The present invention relates to data storage and data communications systems, and more particularly to rotating disk data storage devices. Even more particularly, the present invention relates to error correction systems used within the controllers of disk data storage devices and data communication systems.
Since the advent of digital computing techniques, attention has focused on methods for reducing errors in data. Such errors may be attributable to transient conditions in a computing apparatus or transmission channel, called "soft" errors; or they may be recurrent errors, such as those resulting from defects in data storage media, etc., called "hard" errors. When the data storage media has a small defect within a track of data, modern controllers can skip over the defective area.
Rotating disk data storage devices are typically organized in a series of tracks, with the read/write head of such devices being movable between tracks. Within each track data is stored in sectors, and typically each sector holds a consistent number of bytes. While the media is being formatted, it is also analyzed to determine where defect areas are located. Each sector has an ID field, and the integrity of the sector is coded within the ID field of each sector. When the data is being written or read, these defective sectors can be skipped.
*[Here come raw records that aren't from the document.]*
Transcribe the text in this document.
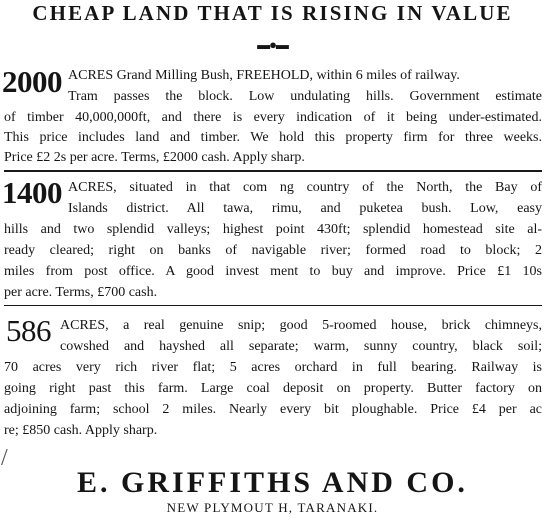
CHEAP LAND THAT IS RISING IN VALUE
▬●▬
2000 ACRES Grand Milling Bush, FREEHOLD, within 6 miles of railway.
Tram passes the block. Low undulating hills. Government estimate
of timber 40,000,000ft, and there is every indication of it being under-estimated.
This price includes land and timber. We hold this property firm for three weeks.
Price £2 2s per acre. Terms, £2000 cash. Apply sharp.
1400 ACRES, situated in that com ng country of the North, the Bay of
Islands district. All tawa, rimu, and puketea bush. Low, easy
hills and two splendid valleys; highest point 430ft; splendid homestead site al-
ready cleared; right on banks of navigable river; formed road to block; 2
miles from post office. A good invest ment to buy and improve. Price £1 10s
per acre. Terms, £700 cash.
586 ACRES, a real genuine snip; good 5-roomed house, brick chimneys,
cowshed and hayshed all separate; warm, sunny country, black soil;
70 acres very rich river flat; 5 acres orchard in full bearing. Railway is
going right past this farm. Large coal deposit on property. Butter factory on
adjoining farm; school 2 miles. Nearly every bit ploughable. Price £4 per ac
re; £850 cash. Apply sharp.
/
E. GRIFFITHS AND CO.
NEW PLYMOUT H, TARANAKI.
Prior art circuits can detect that a defect area is approaching, and write, prior to the defect, the accumulated Error Correction Code (ECC) Redundancy data field for the partial sector data field written up to the point of the defect. After the defect, these prior art circuits accumulate a second field of redundancy data which is then written after the remaining data in the sector. Thus when a defect exists in a data sector, data written in that sector is written in two separate data packets, each having its own error correction code redundancy field. Reading this information requires extra firmware in the controller to handle multiple redundancy fields within a sector. Also, multiple redundancy fields require extra disk space for storage and thus reduce the amount of usable data that can be written on a track.
This problem is exacerbated if multiple defects occur within a sector, so most prior art techniques simply mark any sector having a defect as unusable. They then substitute another sector, located elsewhere on the disk, for the defective sector. This causes a significant reduction in performance each time a data transfer with the defective sector is attempted, since the drive must find the substitute sector in order to accomplish the transfer.
Increasingly, data is being written using zone recording, where the data is written with a constant linear density on the media. That is, data written on the outside tracks of the media must be written at a higher frequency in order to maintain the same recording density on each track, since the outside tracks pass under the read/write heads at a higher rate of speed. This increases the amount of data that can be written on the outside tracks. Servo positioning information, however, is typically written in fixed bands radiating out from the center of the disk, so there are the same number of physical sector areas on each track regardless of the density being written. Thus, to write more data on the outside tracks requires that more data be written in the data field of each physical sector area, and often requires that some data fields contain partial data packets. That is, an outside physical sector area will contain more data than a sector area near the center of the disk, but not necessarily an integer multiple of the amount of data contained in an inside sector, therefore sector data will span across an intervening servo field. In these cases, the data is broken into multiple packets, and in prior art circuits, each packet must have a redundancy data field stored with it.
It is thus apparent that there is a need in the art for an improved method or apparatus which allows data to skip a defective area of the media without accumulating and storing multiple redundancy fields. There is a further need in the art for an apparatus and method that will allow data to span a servo field between adjacent physical sector areas without requiring that multiple redundancy data fields be accumulated and stored.